Baca juga: Kapolri Idham Azis Sampaikan Instruksi Penting Ini Kepada 8 Kapolda yang Baru Dilantik
Menurut Neta, mutasi kali ini menguntungkan gerbong polisi yang dekat dengan Idham Azis.
"Dalam mutasi ini ada sejumlah orang Idham Azis yang bergeser ke posisi strategis, antara lain menduduki jabatan Kapolda Metro dan Kapolda Jatim. IPW menilai teriakan presiden tentang kerumunan massa Rizieq dimanfaatkan Idham untuk melakukan rotasi dalam rangka menyongsong suksesi Kapolri, dalam hal ini menggeser kekuatan Geng Solo dan memperkuat Geng Makassar serta memberi peluang bagi Geng Pejaten," ungkapnya.
Dengan demikian, menurut dia, peristiwa kerumunan massa Habib Rizieq dimanfaatkan untuk mengubah peta kekuatan di internal polri untuk menyongsong suksesi Kapolri pada Januari 2021.
Meski penentuan calon Kapolri adalah hak prerogatif presiden Jokowi, tapi masing masing kekuatan di internal polri berusaha mencari peluang dan bermanuver menyuguhkan calon calon terbaik dari kubunya.
"Penyuguhan calon calon terbaik itu dilakukan dengan cara menempatkan figur figur tersebut di posisi strategis. Sekarang ini bursa calon Kapolri masih terlalu cair, sehingga sulit memprediksi siapa yang akan menjadi calon kuat, apalagi setelah tergusurnya salah satu calon kuat kapolri dari posisinya sebagai Kapolda metro jaya," jelasnya.
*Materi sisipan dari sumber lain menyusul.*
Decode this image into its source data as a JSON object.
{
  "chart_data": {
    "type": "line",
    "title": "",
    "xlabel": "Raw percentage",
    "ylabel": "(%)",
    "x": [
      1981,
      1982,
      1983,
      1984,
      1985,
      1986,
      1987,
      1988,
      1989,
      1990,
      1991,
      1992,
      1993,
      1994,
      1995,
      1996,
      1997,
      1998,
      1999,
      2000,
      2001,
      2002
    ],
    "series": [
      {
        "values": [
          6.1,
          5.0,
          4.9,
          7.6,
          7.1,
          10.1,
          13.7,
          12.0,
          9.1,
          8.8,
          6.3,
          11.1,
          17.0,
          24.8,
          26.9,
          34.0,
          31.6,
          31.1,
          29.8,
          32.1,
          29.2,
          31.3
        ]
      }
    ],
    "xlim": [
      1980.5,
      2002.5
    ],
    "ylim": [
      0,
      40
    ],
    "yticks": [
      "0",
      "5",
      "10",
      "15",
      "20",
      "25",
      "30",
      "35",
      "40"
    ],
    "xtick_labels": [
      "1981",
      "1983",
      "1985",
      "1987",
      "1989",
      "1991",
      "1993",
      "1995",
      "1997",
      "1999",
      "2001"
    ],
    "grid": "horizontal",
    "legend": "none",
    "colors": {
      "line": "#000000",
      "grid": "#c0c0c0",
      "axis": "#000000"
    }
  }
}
Dijelaskan Neta, masih cairnya bursa calon Kapolri ini dikarenakan masih akan adanya mutasi jenderal tiga yang pensiun pada Desember mendatang.
Pada posisi Desember ada dua posisi jenderal bintang tiga yang kosong, yakni pensiunnya Sestama Lemhanas dan Kepala BNN.
"Dengan demikian akan ada dua jenderal bintang dua polri yang naik menjadi bintang tiga. Siapa pun yang naik tentu berpeluang untuk masuk dalam bursa calon Kapolri. Jumlah jenderal bintang tiga polri saat ini ada 13 orang yang 7 di antaranya berada di luar institusi kepolisian. Dari 13 itu hanya beberapa saja yang bisa ikut bursa. Sisanya tidak bisa ikut karena faktor angkatan dan lainnya," pungkasnya.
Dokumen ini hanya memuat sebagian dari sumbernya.